Oracle hat es am Dienstag geschafft, einige angespannte Nerven an der Wall Street zu beruhigen. Das Cloud- und Softwareunternehmen, das zu einem Brennpunkt für die Besorgnis der Anleger über KI-bezogene Ausgaben geworden ist, meldete für das Februarquartal einen leicht über den Erwartungen liegenden Umsatz. Noch wichtiger ist, dass das Unternehmen zum zweiten Mal in zwei Quartalen seine Umsatzprognose für das nächste Geschäftsjahr, das im Juni beginnt, angehoben hat. Oracle geht nun davon aus, dass der Umsatz im Geschäftsjahr 2027 um 34 % steigen wird, mehr als das Doppelte des diesjährigen voraussichtlichen Wachstums und das Vierfache des durchschnittlichen Umsatzwachstums seit 2021. Die angeschlagenen Aktien stiegen im nachbörslichen Handel um 9 %. 

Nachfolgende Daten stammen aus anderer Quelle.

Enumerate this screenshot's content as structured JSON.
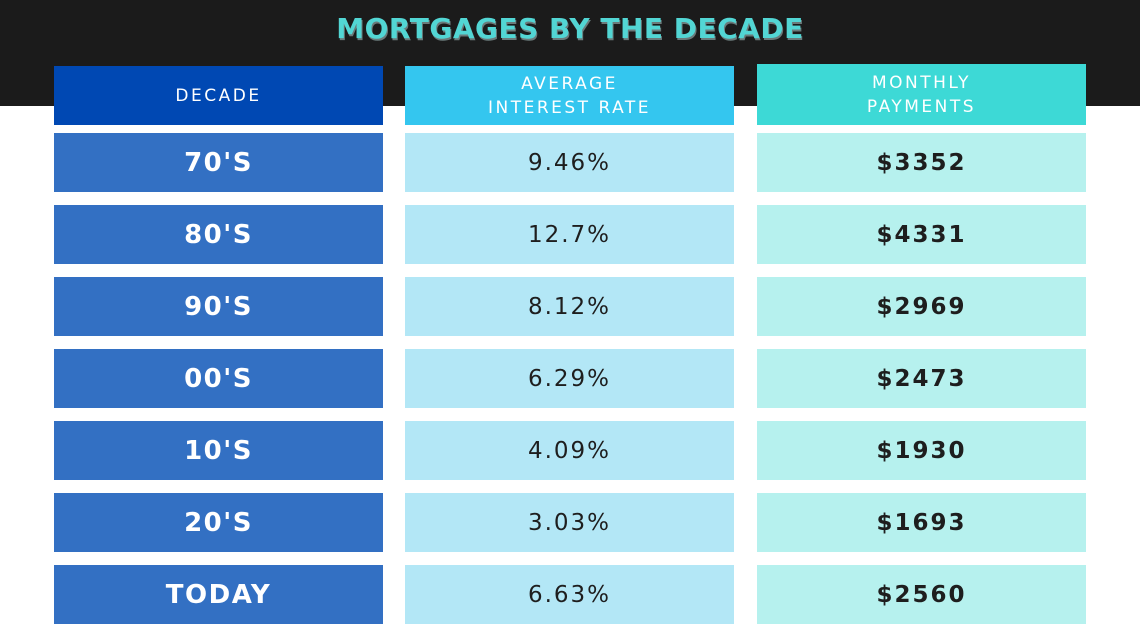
{
  "colors": {
    "background_band": "#1b1b1b",
    "title": "#52d6d4",
    "decade_header": "#0048b3",
    "rate_header": "#34c6ef",
    "payment_header": "#3dd9d6",
    "decade_cell": "#3370c3",
    "rate_cell": "#b3e7f6",
    "payment_cell": "#b6f1ee"
  },
  "chart_data": {
    "type": "table",
    "title": "MORTGAGES BY THE DECADE",
    "columns": [
      "DECADE",
      "AVERAGE\nINTEREST RATE",
      "MONTHLY\nPAYMENTS"
    ],
    "rows": [
      {
        "decade": "70'S",
        "rate": "9.46%",
        "payment": "$3352"
      },
      {
        "decade": "80'S",
        "rate": "12.7%",
        "payment": "$4331"
      },
      {
        "decade": "90'S",
        "rate": "8.12%",
        "payment": "$2969"
      },
      {
        "decade": "00'S",
        "rate": "6.29%",
        "payment": "$2473"
      },
      {
        "decade": "10'S",
        "rate": "4.09%",
        "payment": "$1930"
      },
      {
        "decade": "20'S",
        "rate": "3.03%",
        "payment": "$1693"
      },
      {
        "decade": "TODAY",
        "rate": "6.63%",
        "payment": "$2560"
      }
    ]
  }
}
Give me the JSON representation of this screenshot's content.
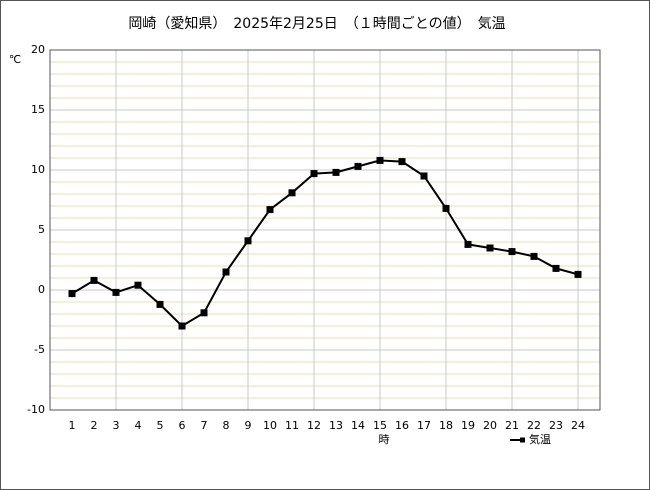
{
  "chart_data": {
    "type": "line",
    "title": "岡崎（愛知県）　2025年2月25日　（１時間ごとの値）　気温",
    "y_label": "℃",
    "x_label": "時",
    "x": [
      1,
      2,
      3,
      4,
      5,
      6,
      7,
      8,
      9,
      10,
      11,
      12,
      13,
      14,
      15,
      16,
      17,
      18,
      19,
      20,
      21,
      22,
      23,
      24
    ],
    "series": [
      {
        "name": "気温",
        "color": "#000000",
        "values": [
          -0.3,
          0.8,
          -0.2,
          0.4,
          -1.2,
          -3.0,
          -1.9,
          1.5,
          4.1,
          6.7,
          8.1,
          9.7,
          9.8,
          10.3,
          10.8,
          10.7,
          9.5,
          6.8,
          3.8,
          3.5,
          3.2,
          2.8,
          1.8,
          1.3
        ]
      }
    ],
    "xlim": [
      0,
      25
    ],
    "xticks": [
      1,
      2,
      3,
      4,
      5,
      6,
      7,
      8,
      9,
      10,
      11,
      12,
      13,
      14,
      15,
      16,
      17,
      18,
      19,
      20,
      21,
      22,
      23,
      24
    ],
    "xgrid": [
      3,
      6,
      9,
      12,
      15,
      18,
      21,
      24
    ],
    "ylim": [
      -10,
      20
    ],
    "yticks": [
      -10,
      -5,
      0,
      5,
      10,
      15,
      20
    ],
    "yminor_step": 1,
    "grid": true,
    "legend": "bottom-right"
  }
}
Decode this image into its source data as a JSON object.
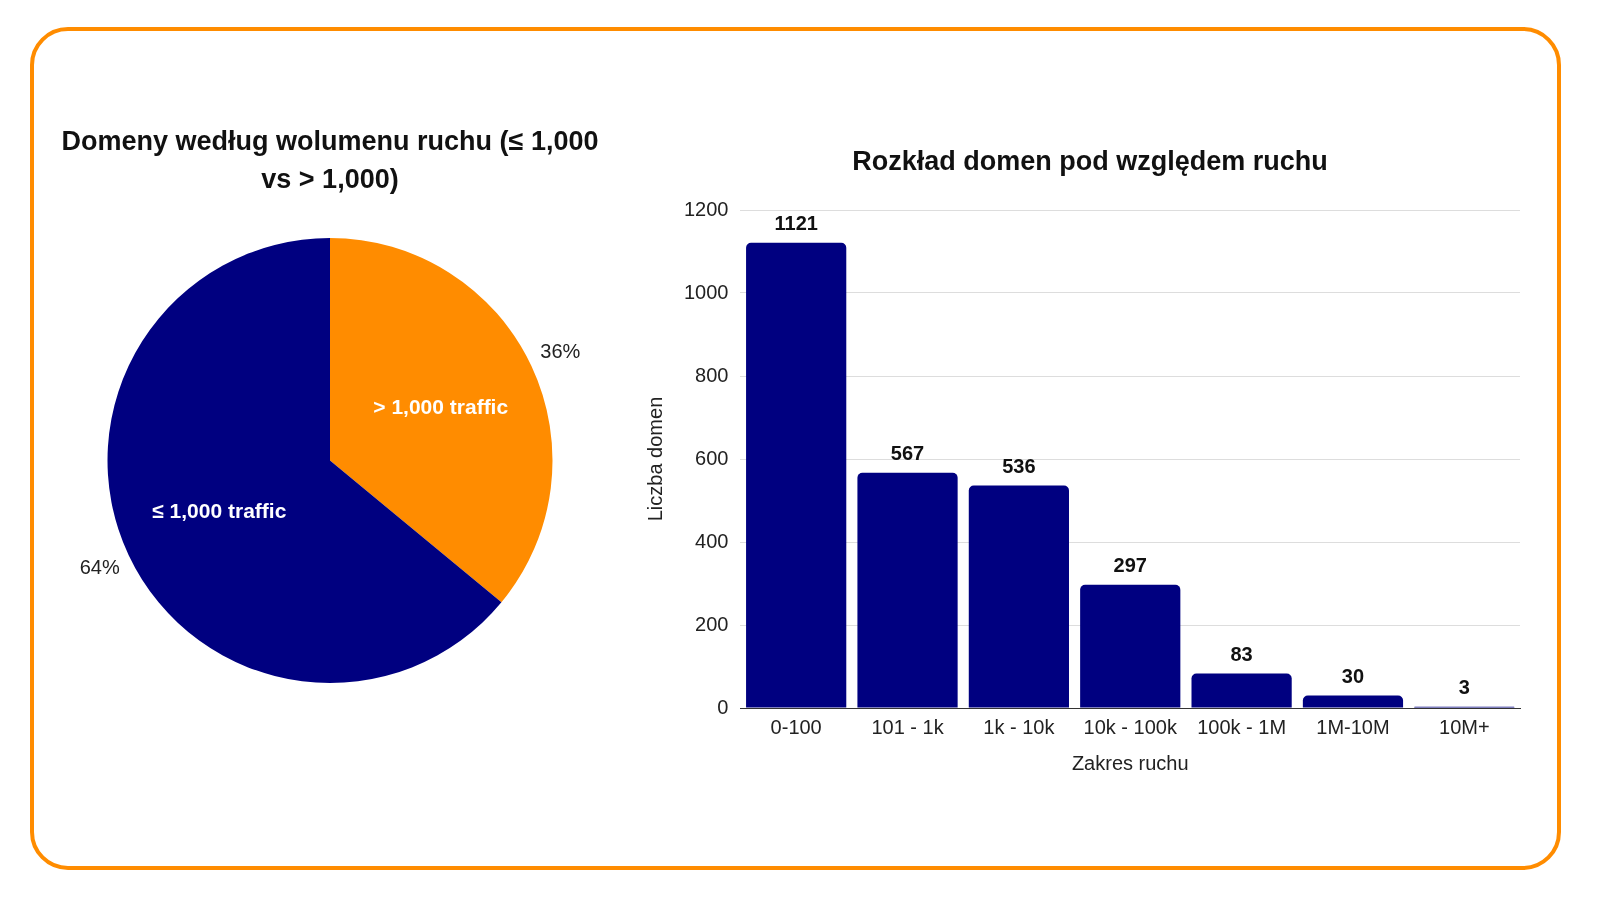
{
  "chart_data": [
    {
      "type": "pie",
      "title": "Domeny według wolumenu ruchu (≤ 1,000 vs > 1,000)",
      "categories": [
        "> 1,000 traffic",
        "≤ 1,000 traffic"
      ],
      "values": [
        36,
        64
      ],
      "colors": [
        "#ff8c00",
        "#000080"
      ],
      "value_labels": [
        "36%",
        "64%"
      ],
      "legend": false
    },
    {
      "type": "bar",
      "title": "Rozkład domen pod względem ruchu",
      "xlabel": "Zakres ruchu",
      "ylabel": "Liczba domen",
      "categories": [
        "0-100",
        "101 - 1k",
        "1k - 10k",
        "10k - 100k",
        "100k - 1M",
        "1M-10M",
        "10M+"
      ],
      "values": [
        1121,
        567,
        536,
        297,
        83,
        30,
        3
      ],
      "color": "#000080",
      "ylim": [
        0,
        1200
      ],
      "yticks": [
        0,
        200,
        400,
        600,
        800,
        1000,
        1200
      ],
      "grid": "y",
      "data_labels": true,
      "legend": false
    }
  ]
}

Was die Anleger verunsichert – und die Aktie in den letzten sechs Monaten halbiert hat – ist, dass Oracle Dutzende Milliarden geliehen hat, um Rechenzentren für Kunden wie OpenAI zu bauen, deren Zahlungsfähigkeit für Dienste in ein paar Jahren in der Zukunft wahrscheinlich von der künftigen Mittelbeschaffung abhängt. Oracle versuchte den Anlegern zu versichern, dass alles in Ordnung sei: Es wies darauf hin, dass „einige der größten Nutzer von KI-Cloud-Kapazität in letzter Zeit ihre Finanzposition erheblich gestärkt haben“, ein Hinweis auf die kürzlich angekündigte Finanzierung von 110 Milliarden US-Dollar. OpenAI erhält dieses Geld jedoch nicht auf einmal. Und einer der Investoren in der Finanzierungsrunde, SoftBank, versucht selbst, sich das Geld zu leihen, das er für seine OpenAI-Investition benötigt, laut Bloomberg. Der KI-Ausbau ist eine Art Finanzierungskette.